Ankara, qui avait menacé de mener une offensive avec ses alliés rebelles syriens contre les forces kurdes dans cette région, a réagi avec colère, estimant que les Kurdes n'avaient "pas le droit" de faire appel à Damas et mettant en garde contre toute "provocation"
L'annonce du régime intervient au moment où il a le vent en poupe. Il multiplie les victoires militaires et semble en passe de briser son isolement diplomatique, comme le montre la réouverture jeudi à Damas de l'ambassade des Emirats arabes Unis.
Le retour du régime dans la région de Minbej, pour la première fois en six ans, intervient alors que les forces kurdes, menacées par l'offensive d'Ankara, ont été prises de court par l'annonce de leur allié américain sur un retrait des troupes déployées en Syrie.
"Des unités de l'armée arabe syrienne sont entrées à Minbej", a annoncé un porte-parole de l'armée, lisant un communiqué à la télévision officielle. Le texte ne précise pas si ces troupes sont entrées dans la ville même de Minbej.
Selon l'Observatoire syrien des droits de l'Homme (OSDH), l'armée et des milices alliées se sont déployées dans des secteurs au nord et à l'est de la ville, créant une "zone-tampon" entre les territoires rebelles pro-Ankara et la cité même, précise l'Observatoire.
Plus de 300 combattants des forces pro-régime ont été déployés dans la région de Minbej, selon l'Observatoire.
"Synchroniser les actions"
Plus tôt, les Unités de protection du peuple (YPG), principale milice kurde de Syrie, avaient demandé à l'armée de déployer ses troupes à Minbej, après avoir affirmé s'en être retirées.
"Nous appelons l'Etat syrien à envoyer ses forces armées pour récupérer (nos) positions et protéger la région de Minbej face aux menaces turques", ont annoncé dans un communiqué les YPG.
La coalition internationale emmenée par Washington, qui soutient les forces kurdes dans la lutte contre les jihadistes du groupe Etat islamique (EI), a des troupes stationnées dans le secteur, notamment américaines et françaises, selon l'OSDH. Elle n'a pas annoncé le retrait de ses effectifs.
"Nous ne pouvons pas dire où sont déployées nos forces en Syrie", a laconiquement indiqué la coalition dans un communiqué, en réponse à une question de l'AFP.
Soutenu militairement par ses alliés indéfectibles, l'Iran et la Russie, le régime d'Assad a multiplié les victoires face aux rebelles et aux jihadistes.
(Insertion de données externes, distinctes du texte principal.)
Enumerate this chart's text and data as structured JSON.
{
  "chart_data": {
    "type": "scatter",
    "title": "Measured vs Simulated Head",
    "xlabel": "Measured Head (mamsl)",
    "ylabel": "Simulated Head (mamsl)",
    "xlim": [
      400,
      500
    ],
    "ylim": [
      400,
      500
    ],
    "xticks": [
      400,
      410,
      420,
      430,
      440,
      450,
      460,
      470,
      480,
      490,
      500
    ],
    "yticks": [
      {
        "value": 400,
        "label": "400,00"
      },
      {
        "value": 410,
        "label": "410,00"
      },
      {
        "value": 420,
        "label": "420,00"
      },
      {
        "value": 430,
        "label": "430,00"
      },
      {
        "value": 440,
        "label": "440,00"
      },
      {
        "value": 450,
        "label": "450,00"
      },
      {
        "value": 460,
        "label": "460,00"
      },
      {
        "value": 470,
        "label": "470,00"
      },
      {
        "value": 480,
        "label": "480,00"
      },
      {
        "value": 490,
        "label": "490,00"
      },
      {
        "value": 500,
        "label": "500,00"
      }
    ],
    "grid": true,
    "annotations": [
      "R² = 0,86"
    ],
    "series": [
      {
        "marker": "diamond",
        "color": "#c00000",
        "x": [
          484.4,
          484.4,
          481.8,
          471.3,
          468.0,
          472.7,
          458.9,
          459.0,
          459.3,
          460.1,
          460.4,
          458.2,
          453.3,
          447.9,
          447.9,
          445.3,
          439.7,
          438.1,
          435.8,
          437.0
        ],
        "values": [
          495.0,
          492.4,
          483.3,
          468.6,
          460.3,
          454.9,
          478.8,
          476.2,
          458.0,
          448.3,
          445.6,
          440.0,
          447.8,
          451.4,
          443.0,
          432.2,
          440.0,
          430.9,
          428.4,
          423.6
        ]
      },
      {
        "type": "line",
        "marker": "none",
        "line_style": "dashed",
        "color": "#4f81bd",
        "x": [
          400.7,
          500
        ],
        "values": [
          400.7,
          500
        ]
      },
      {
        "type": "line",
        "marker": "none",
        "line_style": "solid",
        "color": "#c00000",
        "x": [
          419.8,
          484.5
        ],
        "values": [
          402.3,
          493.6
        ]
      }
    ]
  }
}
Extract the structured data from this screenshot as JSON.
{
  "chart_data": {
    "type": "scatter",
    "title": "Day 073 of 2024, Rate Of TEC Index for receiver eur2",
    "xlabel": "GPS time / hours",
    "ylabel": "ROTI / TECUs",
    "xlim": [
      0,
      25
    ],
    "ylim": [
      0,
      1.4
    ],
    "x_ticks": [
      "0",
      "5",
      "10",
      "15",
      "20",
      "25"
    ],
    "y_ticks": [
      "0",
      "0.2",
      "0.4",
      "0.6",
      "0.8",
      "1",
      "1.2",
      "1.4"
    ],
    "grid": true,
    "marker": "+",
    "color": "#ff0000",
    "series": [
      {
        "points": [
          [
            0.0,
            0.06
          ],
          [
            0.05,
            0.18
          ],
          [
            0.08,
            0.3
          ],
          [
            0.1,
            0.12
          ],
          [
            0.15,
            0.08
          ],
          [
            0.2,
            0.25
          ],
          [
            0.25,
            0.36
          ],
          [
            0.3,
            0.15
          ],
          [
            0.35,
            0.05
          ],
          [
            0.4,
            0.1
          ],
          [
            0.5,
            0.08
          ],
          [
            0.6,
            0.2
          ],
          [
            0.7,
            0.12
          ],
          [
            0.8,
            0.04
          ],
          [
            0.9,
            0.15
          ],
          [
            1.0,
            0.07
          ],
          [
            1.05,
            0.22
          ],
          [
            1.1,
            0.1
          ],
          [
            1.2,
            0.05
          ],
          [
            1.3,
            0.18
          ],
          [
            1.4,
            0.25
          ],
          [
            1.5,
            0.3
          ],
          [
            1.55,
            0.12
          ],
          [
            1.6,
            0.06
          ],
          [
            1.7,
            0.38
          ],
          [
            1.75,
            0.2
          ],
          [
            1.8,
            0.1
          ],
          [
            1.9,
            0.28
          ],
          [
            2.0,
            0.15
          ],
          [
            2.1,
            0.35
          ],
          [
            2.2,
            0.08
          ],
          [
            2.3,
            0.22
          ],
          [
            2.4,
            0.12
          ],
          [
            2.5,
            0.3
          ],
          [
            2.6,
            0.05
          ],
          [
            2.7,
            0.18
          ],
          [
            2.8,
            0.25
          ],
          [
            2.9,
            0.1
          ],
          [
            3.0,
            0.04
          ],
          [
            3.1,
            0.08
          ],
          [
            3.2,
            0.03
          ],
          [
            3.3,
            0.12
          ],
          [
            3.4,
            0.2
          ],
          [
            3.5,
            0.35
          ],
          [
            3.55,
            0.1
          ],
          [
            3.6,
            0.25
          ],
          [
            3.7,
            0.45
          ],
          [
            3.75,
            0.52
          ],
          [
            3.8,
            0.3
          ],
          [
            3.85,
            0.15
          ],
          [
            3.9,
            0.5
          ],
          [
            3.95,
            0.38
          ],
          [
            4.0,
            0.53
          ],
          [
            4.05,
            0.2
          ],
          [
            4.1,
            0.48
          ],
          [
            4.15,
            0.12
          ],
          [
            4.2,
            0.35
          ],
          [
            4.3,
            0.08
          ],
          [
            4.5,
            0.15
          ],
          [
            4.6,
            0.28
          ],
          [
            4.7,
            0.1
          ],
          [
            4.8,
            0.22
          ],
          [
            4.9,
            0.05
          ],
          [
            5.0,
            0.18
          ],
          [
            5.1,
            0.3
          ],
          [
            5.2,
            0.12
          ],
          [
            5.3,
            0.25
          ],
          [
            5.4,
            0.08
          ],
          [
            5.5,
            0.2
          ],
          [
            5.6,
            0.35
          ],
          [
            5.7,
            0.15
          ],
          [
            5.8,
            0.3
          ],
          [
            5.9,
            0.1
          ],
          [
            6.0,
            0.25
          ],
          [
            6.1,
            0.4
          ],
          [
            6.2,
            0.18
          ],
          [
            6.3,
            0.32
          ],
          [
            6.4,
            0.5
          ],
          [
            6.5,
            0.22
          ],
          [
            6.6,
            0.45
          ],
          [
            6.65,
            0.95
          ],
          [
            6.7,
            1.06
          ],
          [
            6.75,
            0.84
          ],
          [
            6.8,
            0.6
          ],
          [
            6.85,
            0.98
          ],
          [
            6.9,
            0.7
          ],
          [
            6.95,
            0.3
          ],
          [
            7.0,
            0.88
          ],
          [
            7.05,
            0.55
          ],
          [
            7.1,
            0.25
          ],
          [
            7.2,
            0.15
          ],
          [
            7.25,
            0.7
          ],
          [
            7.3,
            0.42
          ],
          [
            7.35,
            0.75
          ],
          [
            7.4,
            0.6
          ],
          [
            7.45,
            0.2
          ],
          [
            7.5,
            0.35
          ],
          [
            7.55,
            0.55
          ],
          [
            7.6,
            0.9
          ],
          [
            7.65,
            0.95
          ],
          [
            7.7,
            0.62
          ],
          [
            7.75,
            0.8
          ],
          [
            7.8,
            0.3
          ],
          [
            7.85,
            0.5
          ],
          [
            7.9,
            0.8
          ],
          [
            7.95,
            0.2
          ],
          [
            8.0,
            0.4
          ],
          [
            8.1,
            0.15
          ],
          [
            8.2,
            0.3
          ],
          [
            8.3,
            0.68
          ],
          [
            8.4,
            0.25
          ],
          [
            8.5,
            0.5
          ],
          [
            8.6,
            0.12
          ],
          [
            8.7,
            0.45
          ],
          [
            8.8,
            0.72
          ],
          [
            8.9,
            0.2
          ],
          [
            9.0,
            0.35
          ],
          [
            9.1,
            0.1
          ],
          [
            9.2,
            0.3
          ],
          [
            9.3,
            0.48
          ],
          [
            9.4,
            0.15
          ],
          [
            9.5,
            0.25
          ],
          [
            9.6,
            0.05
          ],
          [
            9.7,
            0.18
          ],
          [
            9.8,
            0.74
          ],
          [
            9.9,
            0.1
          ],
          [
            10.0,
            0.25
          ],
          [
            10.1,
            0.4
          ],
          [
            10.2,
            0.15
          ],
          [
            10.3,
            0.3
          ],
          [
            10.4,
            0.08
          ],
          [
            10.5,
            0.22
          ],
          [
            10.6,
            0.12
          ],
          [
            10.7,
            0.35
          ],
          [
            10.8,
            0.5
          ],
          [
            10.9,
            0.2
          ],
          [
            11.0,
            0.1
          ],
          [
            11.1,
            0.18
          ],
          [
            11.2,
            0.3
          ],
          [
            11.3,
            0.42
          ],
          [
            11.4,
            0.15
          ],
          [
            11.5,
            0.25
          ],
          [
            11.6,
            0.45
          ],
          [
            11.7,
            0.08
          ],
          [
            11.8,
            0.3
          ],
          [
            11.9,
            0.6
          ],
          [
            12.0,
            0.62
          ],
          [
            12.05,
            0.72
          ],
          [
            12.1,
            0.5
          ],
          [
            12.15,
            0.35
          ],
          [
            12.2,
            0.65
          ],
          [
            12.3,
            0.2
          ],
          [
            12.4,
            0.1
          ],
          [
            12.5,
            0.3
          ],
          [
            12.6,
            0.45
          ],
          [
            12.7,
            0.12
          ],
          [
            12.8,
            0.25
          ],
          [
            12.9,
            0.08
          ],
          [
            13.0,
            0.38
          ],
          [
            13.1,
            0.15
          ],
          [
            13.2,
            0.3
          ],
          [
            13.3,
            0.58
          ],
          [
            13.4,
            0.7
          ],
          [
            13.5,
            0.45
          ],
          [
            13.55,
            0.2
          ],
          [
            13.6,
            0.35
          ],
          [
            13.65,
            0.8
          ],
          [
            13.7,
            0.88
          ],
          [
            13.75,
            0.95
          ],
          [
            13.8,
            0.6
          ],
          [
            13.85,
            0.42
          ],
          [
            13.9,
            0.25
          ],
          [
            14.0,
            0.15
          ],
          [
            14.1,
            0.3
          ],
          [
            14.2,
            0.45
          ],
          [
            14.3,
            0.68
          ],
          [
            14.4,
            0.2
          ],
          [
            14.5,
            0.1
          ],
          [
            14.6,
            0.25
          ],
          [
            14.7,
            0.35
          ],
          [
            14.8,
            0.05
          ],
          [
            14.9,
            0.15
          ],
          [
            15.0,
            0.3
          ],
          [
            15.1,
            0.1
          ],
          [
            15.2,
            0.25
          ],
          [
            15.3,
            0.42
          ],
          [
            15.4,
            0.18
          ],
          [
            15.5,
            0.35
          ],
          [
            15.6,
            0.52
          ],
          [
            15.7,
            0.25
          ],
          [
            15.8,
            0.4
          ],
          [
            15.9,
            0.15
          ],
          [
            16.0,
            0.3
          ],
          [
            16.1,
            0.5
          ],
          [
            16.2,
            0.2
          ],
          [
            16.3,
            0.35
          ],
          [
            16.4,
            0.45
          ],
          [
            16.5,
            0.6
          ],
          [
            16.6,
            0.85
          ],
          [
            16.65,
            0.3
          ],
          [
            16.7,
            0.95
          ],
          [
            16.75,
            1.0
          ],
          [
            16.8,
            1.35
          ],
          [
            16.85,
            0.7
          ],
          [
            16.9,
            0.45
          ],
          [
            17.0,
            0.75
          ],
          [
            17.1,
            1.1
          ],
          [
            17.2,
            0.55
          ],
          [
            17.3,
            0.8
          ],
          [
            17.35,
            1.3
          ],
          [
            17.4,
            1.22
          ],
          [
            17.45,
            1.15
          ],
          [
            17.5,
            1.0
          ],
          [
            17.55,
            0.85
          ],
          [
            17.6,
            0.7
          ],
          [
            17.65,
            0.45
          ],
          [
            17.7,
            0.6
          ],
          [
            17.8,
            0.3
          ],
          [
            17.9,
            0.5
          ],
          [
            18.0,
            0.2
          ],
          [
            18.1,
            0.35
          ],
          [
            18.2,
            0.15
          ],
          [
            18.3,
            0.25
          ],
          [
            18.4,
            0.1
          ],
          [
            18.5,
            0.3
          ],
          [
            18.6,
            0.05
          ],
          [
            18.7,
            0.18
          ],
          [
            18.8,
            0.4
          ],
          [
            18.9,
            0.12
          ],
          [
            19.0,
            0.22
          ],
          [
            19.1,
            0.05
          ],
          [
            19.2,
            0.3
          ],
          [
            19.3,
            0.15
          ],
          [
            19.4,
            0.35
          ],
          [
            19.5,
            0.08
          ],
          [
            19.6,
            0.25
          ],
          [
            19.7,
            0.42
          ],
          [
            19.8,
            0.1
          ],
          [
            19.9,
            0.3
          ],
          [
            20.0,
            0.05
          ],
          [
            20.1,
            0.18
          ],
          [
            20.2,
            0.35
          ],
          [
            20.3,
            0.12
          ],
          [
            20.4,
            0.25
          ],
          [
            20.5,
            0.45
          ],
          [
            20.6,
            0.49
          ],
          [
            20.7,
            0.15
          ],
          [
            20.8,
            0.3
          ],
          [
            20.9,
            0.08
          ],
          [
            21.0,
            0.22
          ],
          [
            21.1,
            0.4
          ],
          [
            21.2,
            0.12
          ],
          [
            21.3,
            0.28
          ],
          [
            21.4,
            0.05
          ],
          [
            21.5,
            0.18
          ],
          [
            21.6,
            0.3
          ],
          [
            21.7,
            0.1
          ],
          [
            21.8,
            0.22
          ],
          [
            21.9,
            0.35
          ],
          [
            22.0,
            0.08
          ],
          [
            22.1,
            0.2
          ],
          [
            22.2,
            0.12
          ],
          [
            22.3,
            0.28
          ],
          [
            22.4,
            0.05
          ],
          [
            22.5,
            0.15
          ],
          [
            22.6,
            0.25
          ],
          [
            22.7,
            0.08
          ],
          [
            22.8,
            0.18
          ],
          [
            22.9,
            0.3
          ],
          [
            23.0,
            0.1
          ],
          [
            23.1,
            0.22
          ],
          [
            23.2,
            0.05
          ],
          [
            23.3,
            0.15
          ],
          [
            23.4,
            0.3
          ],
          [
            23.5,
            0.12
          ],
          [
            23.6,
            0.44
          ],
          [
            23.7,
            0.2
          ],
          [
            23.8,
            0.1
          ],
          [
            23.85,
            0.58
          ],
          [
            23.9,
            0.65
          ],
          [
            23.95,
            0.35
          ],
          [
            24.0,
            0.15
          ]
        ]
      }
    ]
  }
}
Il a ainsi repris le contrôle de près des deux-tiers du pays morcelé par une guerre ayant fait plus de 360.000 morts depuis 2011.
Le Kremlin a jugé "positive" l'entrée de l'armée à Minbej, estimant que cela allait "dans le sens d'une stabilisation de la situation".
La question sera discutée samedi lors d'une visite à Moscou des ministres turcs des Affaires étrangères et de la Défense, qui doit "apporter de la clarté" et permettre de "synchroniser les actions" entre la Russie et la Turquie, selon le porte-parole du Kremlin, Dmitri Peskov.
Diplomatie régionale
Depuis la mi-décembre, la Turquie promettait de lancer une nouvelle offensive contre les forces kurdes, massant des renforts à sa frontière et dans le nord syrien.
Des menaces d'autant plus inquiétantes pour les Kurdes, que le président Donald Trump avait annoncé le 19 décembre le retrait de quelque 2.000 militaires américains déployés en Syrie.
L'entrée du régime à Minbej illustre aussi un revirement inédit des relations complexes entre les forces kurdes et le pouvoir de Damas, qui était allé jusqu'à les qualifier parfois de "traîtres".
La minorité kurde, opprimée pendant des décennies par Damas, a profité du conflit pour grignoter une autonomie de facto dans des régions du nord et du nord-est, soit près de 30% du pays.
Les Kurdes contrôlent toujours de vastes territoires dans le nord et nord-est, notamment la ville de Raqa, arrachée à l'EI, la région de Hassaké, ainsi que de vastes pans de la province de Deir Ezzor, où se trouvent d'importants champs pétroliers.
Sur le plan diplomatique, le pouvoir de Damas semble aussi sur la bonne voie pour briser son isolement au plan régional. Jeudi, les Emirats arabes unis ont annoncé la réouverture de leur ambassade dans la capitale syrienne, après sept années d'absence.
Quelques heures plus tard, un autre pays du Golfe, Bahreïn, annonçait la "poursuite" des travaux dans son ambassade en Syrie, signifiant son intention de la rouvrir.